- Occupation: Writer
- Writing career
- Pen name: Rachel Cox
- Notable works: Into Dust and Fire
- Website: rachelscox.com

= Rachel S. Cox =

Rachel Cox is an American journalist and the author of Into Dust and Fire.

== Personal life ==
Cox grew up surrounded by her father's large, tightly knit family. Her father was one of "five remarkable brothers" who included Watergate Special Prosecutor Archibald Cox and her mysterious uncle Robert who was one of the first Americans to serve in World War II.

From a young age Cox was fascinated with her uncle Robert who was killed in the war. Yet her family rarely talked about him, and Cox was "left to conjecture about anything more" about her uncle. Later, his story became the inspiration for her book Into Dust and Fire. In an interview about her book, she said, "Researching Into Dust and Fire was a kind of liberation from those familial constraints."

Cox has two sons and currently lives in Washington, D.C.

== Career ==
Cox earned a Bachelor of Arts cum laude in English from Harvard University, where she wrote her thesis on Thomas Hardy.

She is a contributing writer for CQ Researcher, an award-winning weekly magazine published by Congressional Quarterly. Her articles have appeared in Washington Post, World War II Magazine, AARP Bulletin, Landscape Architecture, as well as other nationally-published magazines. Cox is a former editor of Preservation magazine. In her role as a staff writer at Time-Life Books, she wrote for the Civil War and the Fighting Jets series.

== Published works ==

=== Selected articles ===
- "They Just Said No." World War II Magazine. March/April 2015.
- "Review: The Fight for the Four Freedoms: What Made FDR and the Greatest Generation Truly Great." Washington Independent Review of Books. April 28, 2014.
- "The Leading Edge: Americans at El Alamein." HistoryNet.com. November 5, 2012.

=== Into Dust and Fire ===

==== Synopsis ====

Published in April 2012, Into Dust and Fire: Five Young Americans Who Went First to Fight the Nazi Army, is Cox's first book and tells the story of five American students who left the United States in the spring of 1941 in order to fight alongside the British in World War II. In the spring of 1941, Cox notes, "it was not at all certain which side would triumph" in the war.
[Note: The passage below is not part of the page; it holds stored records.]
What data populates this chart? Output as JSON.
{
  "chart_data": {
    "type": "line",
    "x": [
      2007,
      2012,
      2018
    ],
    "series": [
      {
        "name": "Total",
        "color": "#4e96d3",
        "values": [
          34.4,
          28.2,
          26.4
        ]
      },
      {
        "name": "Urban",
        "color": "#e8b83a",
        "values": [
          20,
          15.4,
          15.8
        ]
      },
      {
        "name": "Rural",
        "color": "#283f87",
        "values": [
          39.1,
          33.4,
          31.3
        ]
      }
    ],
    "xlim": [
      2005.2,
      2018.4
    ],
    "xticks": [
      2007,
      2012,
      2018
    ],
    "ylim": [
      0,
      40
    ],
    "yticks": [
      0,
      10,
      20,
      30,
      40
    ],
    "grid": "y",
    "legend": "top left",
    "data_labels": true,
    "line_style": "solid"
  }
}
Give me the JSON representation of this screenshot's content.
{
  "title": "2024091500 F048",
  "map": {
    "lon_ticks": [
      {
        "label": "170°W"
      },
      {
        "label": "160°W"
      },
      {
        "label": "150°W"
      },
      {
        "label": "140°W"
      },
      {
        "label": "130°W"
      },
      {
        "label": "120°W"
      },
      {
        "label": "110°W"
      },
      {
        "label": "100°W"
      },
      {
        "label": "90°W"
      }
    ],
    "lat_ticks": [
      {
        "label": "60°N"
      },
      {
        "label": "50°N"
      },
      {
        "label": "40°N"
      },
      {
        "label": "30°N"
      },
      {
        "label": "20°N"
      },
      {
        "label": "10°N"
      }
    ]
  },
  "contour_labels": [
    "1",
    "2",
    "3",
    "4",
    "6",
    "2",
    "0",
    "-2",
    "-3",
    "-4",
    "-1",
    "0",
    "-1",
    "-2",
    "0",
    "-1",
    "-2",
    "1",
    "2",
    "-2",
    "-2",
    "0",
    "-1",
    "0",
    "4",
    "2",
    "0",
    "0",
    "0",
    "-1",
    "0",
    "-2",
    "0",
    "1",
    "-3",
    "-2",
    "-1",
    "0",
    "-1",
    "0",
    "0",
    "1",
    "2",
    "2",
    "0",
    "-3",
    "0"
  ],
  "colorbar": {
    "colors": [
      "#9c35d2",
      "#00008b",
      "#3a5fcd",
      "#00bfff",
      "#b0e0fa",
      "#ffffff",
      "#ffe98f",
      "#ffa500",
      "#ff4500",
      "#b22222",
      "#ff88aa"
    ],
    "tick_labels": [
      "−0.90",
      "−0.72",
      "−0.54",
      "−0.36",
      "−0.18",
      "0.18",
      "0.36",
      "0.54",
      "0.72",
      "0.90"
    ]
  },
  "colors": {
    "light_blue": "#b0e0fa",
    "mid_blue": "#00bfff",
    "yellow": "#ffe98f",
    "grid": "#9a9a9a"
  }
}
The five Americans enlisted in the British Army six months before the attack on Pearl Harbor and U.S. involvement in World War II. These men were: Robert Cox, Charles G. Bolté, Jack Brister, Bill Durkee, and Heyward Cutting.
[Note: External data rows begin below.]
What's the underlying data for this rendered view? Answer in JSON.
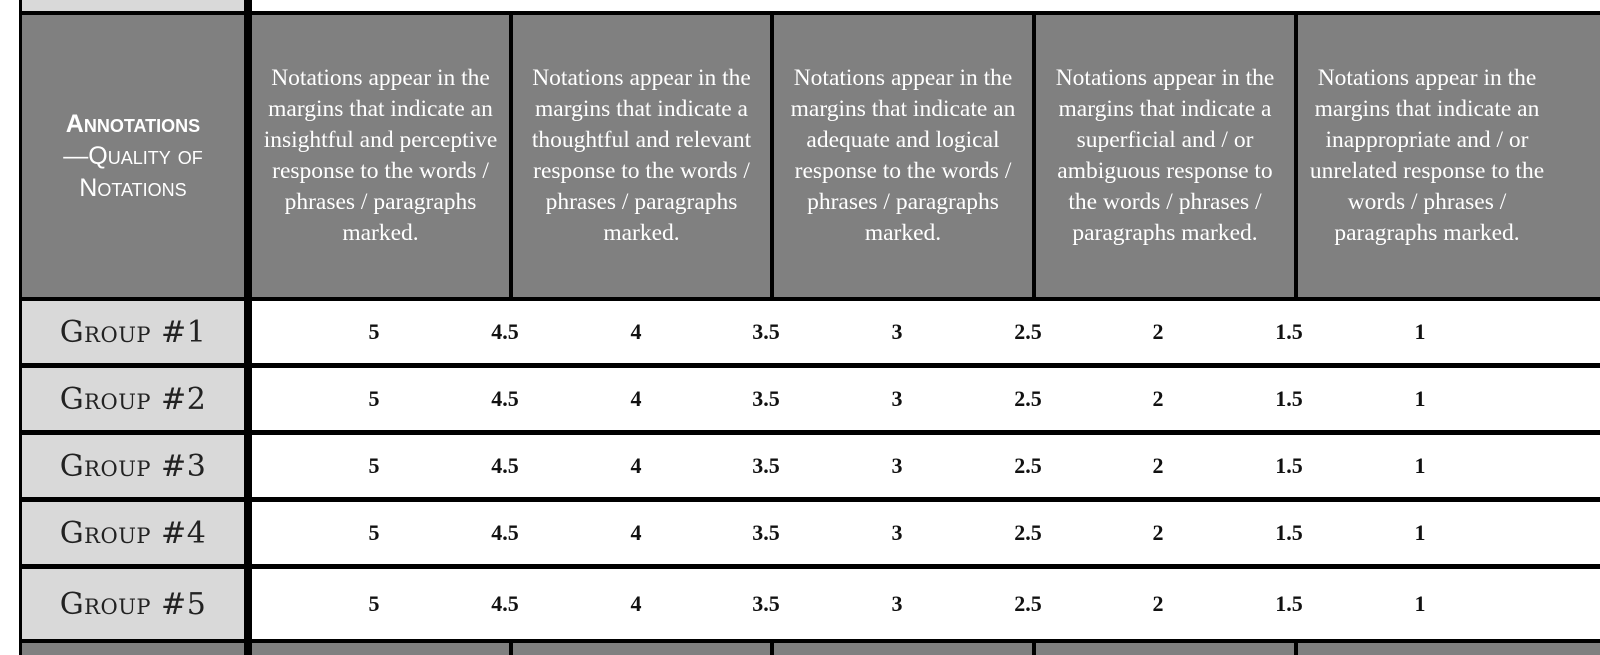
{
  "header": {
    "row_label_line1": "Annotations",
    "row_label_line2": "—Quality of Notations",
    "columns": [
      "Notations appear in the margins that indicate an insightful and perceptive response to the words / phrases / paragraphs marked.",
      "Notations appear in the margins that indicate a thoughtful and relevant response to the words / phrases / paragraphs marked.",
      "Notations appear in the margins that indicate an adequate and logical response to the words / phrases / paragraphs marked.",
      "Notations appear in the margins that indicate a superficial and / or ambiguous response to the words / phrases / paragraphs marked.",
      "Notations appear in the margins that indicate an inappropriate and / or unrelated response to the words / phrases / paragraphs marked."
    ]
  },
  "rows": [
    {
      "label": "Group #1",
      "scores": [
        "5",
        "4.5",
        "4",
        "3.5",
        "3",
        "2.5",
        "2",
        "1.5",
        "1"
      ]
    },
    {
      "label": "Group #2",
      "scores": [
        "5",
        "4.5",
        "4",
        "3.5",
        "3",
        "2.5",
        "2",
        "1.5",
        "1"
      ]
    },
    {
      "label": "Group #3",
      "scores": [
        "5",
        "4.5",
        "4",
        "3.5",
        "3",
        "2.5",
        "2",
        "1.5",
        "1"
      ]
    },
    {
      "label": "Group #4",
      "scores": [
        "5",
        "4.5",
        "4",
        "3.5",
        "3",
        "2.5",
        "2",
        "1.5",
        "1"
      ]
    },
    {
      "label": "Group #5",
      "scores": [
        "5",
        "4.5",
        "4",
        "3.5",
        "3",
        "2.5",
        "2",
        "1.5",
        "1"
      ]
    }
  ]
}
After training, the five Americans were assigned to the 7th Armored Division of the British Eighth Army on the North African front. Nicknamed the "Five Yanks" by the British press, Cox, Bolté, Brister, Durkee, and Cutting were the subject of frequent wartime propaganda that represented the Americans "fighting shoulder to shoulder" with the British." The soldiers first saw combat in the pivotal Second Battle of El Alamein in Egypt. While fighting against Erwin Rommel's forces in the critical North African campaign, four out of the five Americans were injured. After the battle the Americans were separated and continued to fight on the North African front, and in December 1941 the United States officially entered the war. Cox, the author's uncle, and Brister died in the Battle of Mareth in 1943.